What is it? What plant is it distilled from?

Labdanum, not to be confused with Laudanum (a tincture of opium), is a dark, stick, brown resin that comes from a couple species of the shrubs in the Cistus genus, otherwise known as Rock Rose. These beautiful + aromatic members of the Cistaceae family grow primarily in temperate areas of Europe and the Mediterranean basin. 

Labdanum has an ancient history of being used in various cultures from Hebrew, Assyrian, Arabic, and Greek traditions. Egyptians used it in their Kyphi mixtures and it's even referenced in the Bible as the Balm of Gilead. It's said the Ishmaelite caravan coming from Gilead to which Joseph was sold, was transporting labdanum.

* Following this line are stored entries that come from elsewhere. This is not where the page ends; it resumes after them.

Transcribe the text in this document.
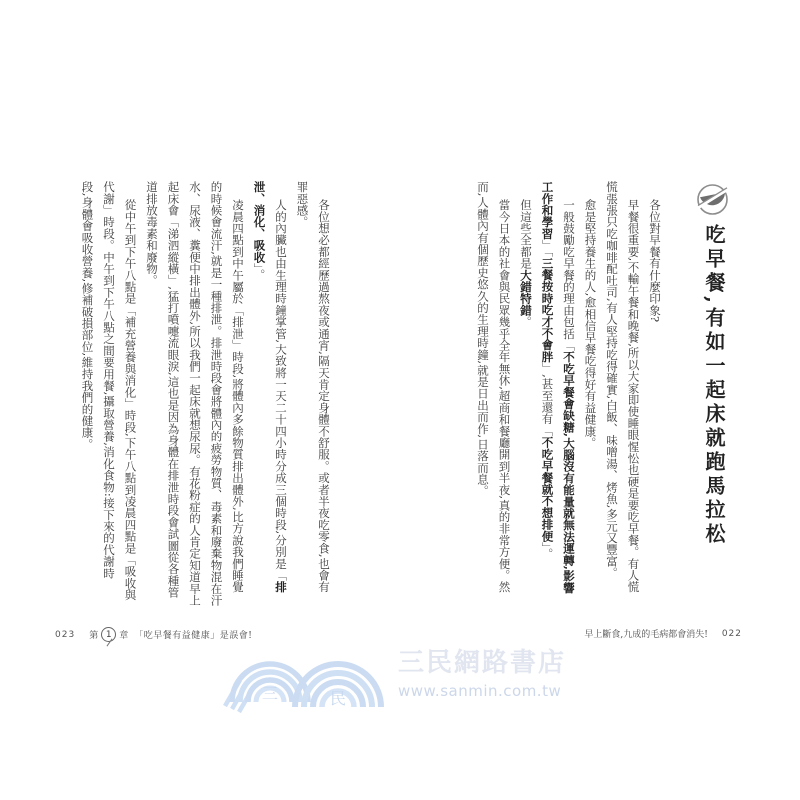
吃早餐,有如一起床就跑馬拉松
各位對早餐有什麼印象?
早餐很重要,不輸午餐和晚餐,所以大家即使睡眼惺忪也硬是要吃早餐。有人慌
慌張張只吃咖啡配吐司,有人堅持吃得確實,白飯、味噌湯、烤魚,多元又豐富。
愈是堅持養生的人,愈相信早餐吃得好有益健康。
一般鼓勵吃早餐的理由包括「不吃早餐會缺糖,大腦沒有能量就無法運轉,影響
工作和學習」「三餐按時吃才不會胖」,甚至還有「不吃早餐就不想排便」。
但這些全都是大錯特錯。
當今日本的社會與民眾幾乎全年無休,超商和餐廳開到半夜,真的非常方便。然
而,人體內有個歷史悠久的生理時鐘,就是日出而作,日落而息。
早上斷食,九成的毛病都會消失! 022
各位想必都經歷過熬夜或通宵,隔天肯定身體不舒服。或者半夜吃零食,也會有
罪惡感。
人的內臟也由生理時鐘掌管,大致將一天二十四小時分成三個時段,分別是「排
泄、消化、吸收」。
凌晨四點到中午屬於「排泄」時段,將體內多餘物質排出體外,比方說我們睡覺
的時候會流汗,就是一種排泄。排泄時段會將體內的疲勞物質、毒素和廢棄物混在汗
水、尿液、糞便中排出體外,所以我們一起床就想尿尿。有花粉症的人肯定知道早上
起床會「涕泗縱橫」,猛打噴嚏流眼淚,這也是因為身體在排泄時段會試圖從各種管
道排放毒素和廢物。
從中午到下午八點是「補充營養與消化」時段,下午八點到凌晨四點是「吸收與
代謝」時段。中午到下午八點之間要用餐,攝取營養,消化食物:接下來的代謝時
段,身體會吸收營養,修補破損部位,維持我們的健康。
023 第 1 章 「吃早餐有益健康」是誤會!
三	民
三民網路書店
www.sanmin.com.tw
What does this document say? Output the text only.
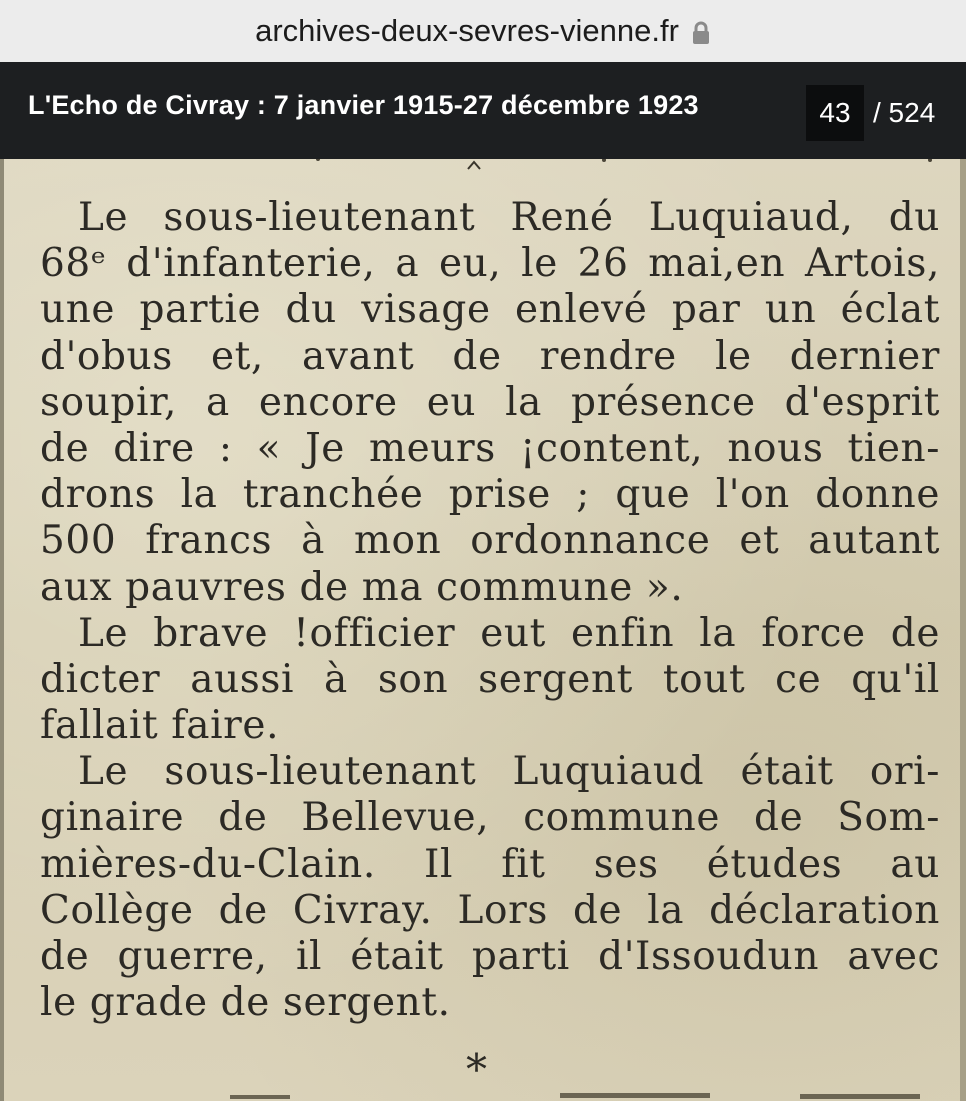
archives-deux-sevres-vienne.fr
L'Echo de Civray : 7 janvier 1915-27 décembre 1923
43	/ 524
Le sous-lieutenant René Luquiaud, du
68ᵉ d'infanterie, a eu, le 26 mai,en Artois,
une partie du visage enlevé par un éclat
d'obus et, avant de rendre le dernier
soupir, a encore eu la présence d'esprit
de dire : « Je meurs ¡content, nous tien-
drons la tranchée prise ; que l'on donne
500 francs à mon ordonnance et autant
aux pauvres de ma commune ».
Le brave !officier eut enfin la force de
dicter aussi à son sergent tout ce qu'il
fallait faire.
Le sous-lieutenant Luquiaud était ori-
ginaire de Bellevue, commune de Som-
mières-du-Clain. Il fit ses études au
Collège de Civray. Lors de la déclaration
de guerre, il était parti d'Issoudun avec
le grade de sergent.
*
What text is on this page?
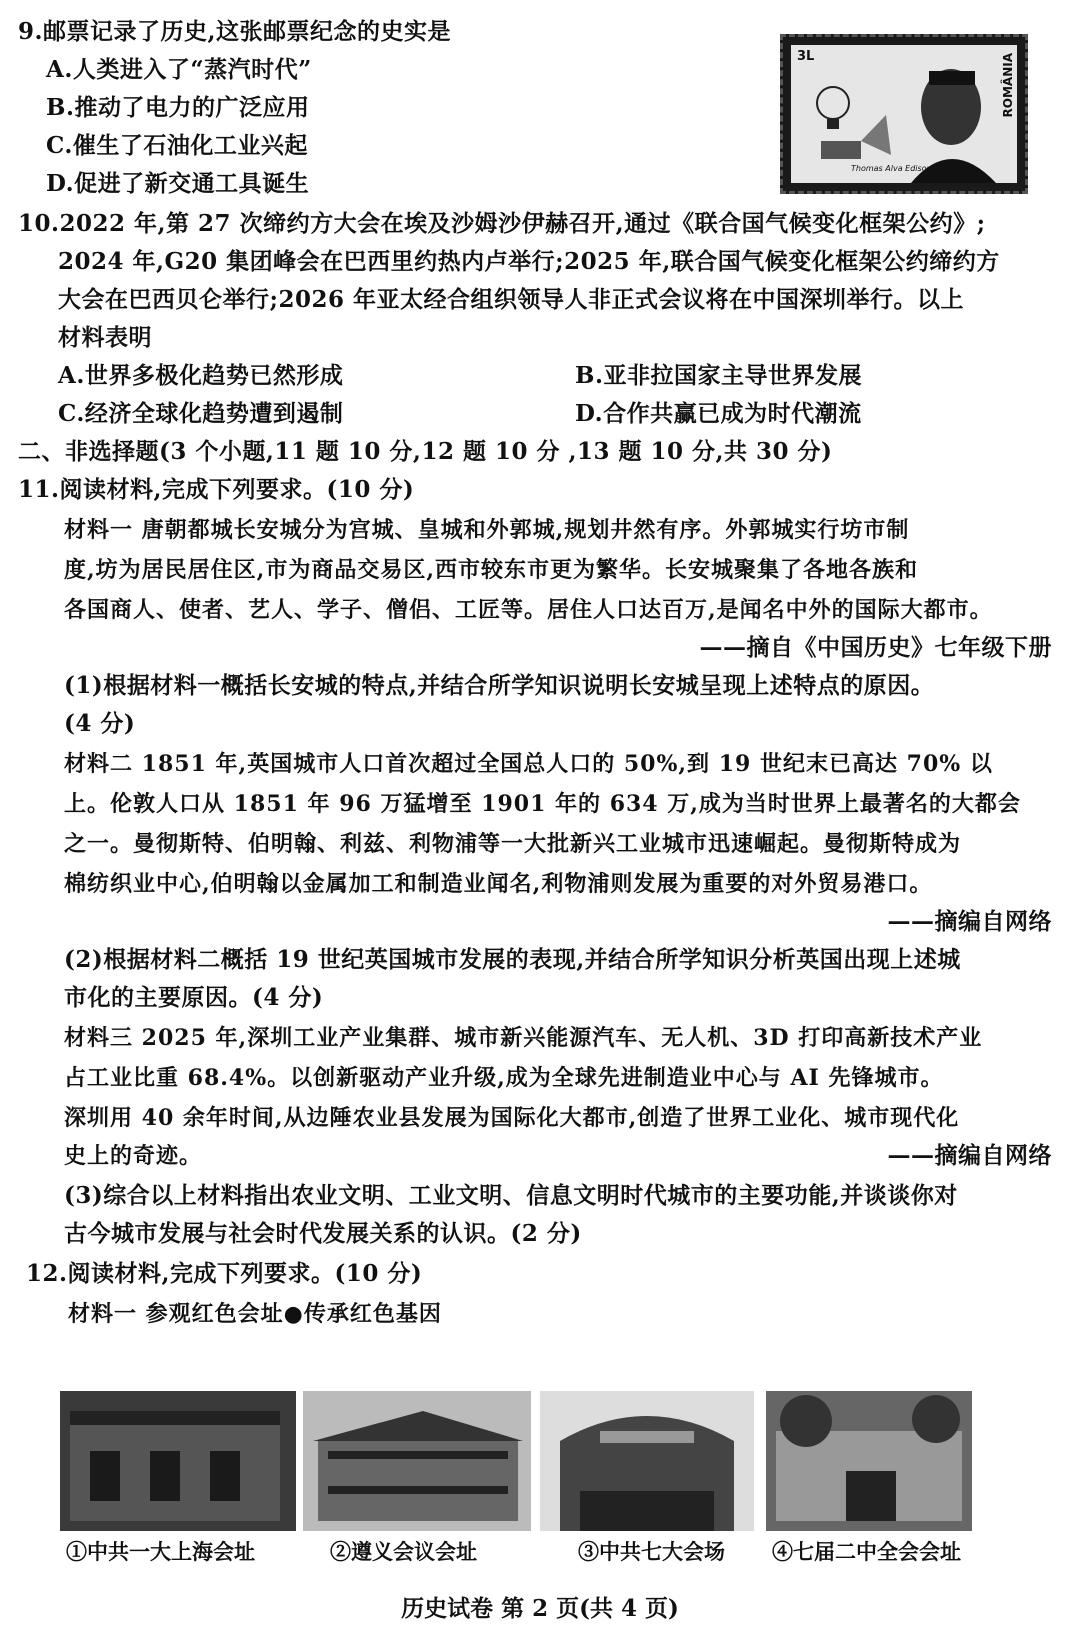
9.邮票记录了历史,这张邮票纪念的史实是
A.人类进入了“蒸汽时代”
B.推动了电力的广泛应用
C.催生了石油化工业兴起
D.促进了新交通工具诞生
3L	ROMÂNIA
Thomas Alva Edison
10.2022 年,第 27 次缔约方大会在埃及沙姆沙伊赫召开,通过《联合国气候变化框架公约》;
2024 年,G20 集团峰会在巴西里约热内卢举行;2025 年,联合国气候变化框架公约缔约方
大会在巴西贝仑举行;2026 年亚太经合组织领导人非正式会议将在中国深圳举行。以上
材料表明
A.世界多极化趋势已然形成	B.亚非拉国家主导世界发展
C.经济全球化趋势遭到遏制	D.合作共赢已成为时代潮流
二、非选择题(3 个小题,11 题 10 分,12 题 10 分 ,13 题 10 分,共 30 分)
11.阅读材料,完成下列要求。(10 分)
材料一 唐朝都城长安城分为宫城、皇城和外郭城,规划井然有序。外郭城实行坊市制
度,坊为居民居住区,市为商品交易区,西市较东市更为繁华。长安城聚集了各地各族和
各国商人、使者、艺人、学子、僧侣、工匠等。居住人口达百万,是闻名中外的国际大都市。
——摘自《中国历史》七年级下册
(1)根据材料一概括长安城的特点,并结合所学知识说明长安城呈现上述特点的原因。
(4 分)
材料二 1851 年,英国城市人口首次超过全国总人口的 50%,到 19 世纪末已高达 70% 以
上。伦敦人口从 1851 年 96 万猛增至 1901 年的 634 万,成为当时世界上最著名的大都会
之一。曼彻斯特、伯明翰、利兹、利物浦等一大批新兴工业城市迅速崛起。曼彻斯特成为
棉纺织业中心,伯明翰以金属加工和制造业闻名,利物浦则发展为重要的对外贸易港口。
——摘编自网络
(2)根据材料二概括 19 世纪英国城市发展的表现,并结合所学知识分析英国出现上述城
市化的主要原因。(4 分)
材料三 2025 年,深圳工业产业集群、城市新兴能源汽车、无人机、3D 打印高新技术产业
占工业比重 68.4%。以创新驱动产业升级,成为全球先进制造业中心与 AI 先锋城市。
深圳用 40 余年时间,从边陲农业县发展为国际化大都市,创造了世界工业化、城市现代化
史上的奇迹。	——摘编自网络
(3)综合以上材料指出农业文明、工业文明、信息文明时代城市的主要功能,并谈谈你对
古今城市发展与社会时代发展关系的认识。(2 分)
12.阅读材料,完成下列要求。(10 分)
材料一 参观红色会址●传承红色基因
①中共一大上海会址	②遵义会议会址	③中共七大会场 ④七届二中全会会址
历史试卷 第 2 页(共 4 页)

Then they lifted their eyes and looked, and there was a company of Ishmaelites, coming from Gilead with their camels, bearing spices, balm, and myrrh, on their way to carry them down to Egypt. - Genesis 37:25

It's believed the "myrrh" in this verse actually refers to a mixture of Myrrh resin and the resin of Rock Rose.

Similarly, the combination of Myrrh resin and Labdanum oleoresin has been documented as a food supplement to support the immune system, protecting against bacteria and fungi. Even Hippocrates prescribed it for sores, and the Romans used it to treat worms, the common cold and cough, and various infections. 

The fragrance itself is incredibly complex with balsam-like notes, with hints of oakmoss, leather, amber, smoke, and plum. Earthy, green, and woody. It's said that this complexity is one of the reason for Labdanum's strong affect on the subconscious with its grounding, warming, and sensual aromatherapeutic actions. 

Labdanum mixes beautifully with Lavender, a combination featured in the Imbolc Wild Medicine Bundle, as well as other green and earthy fragrances.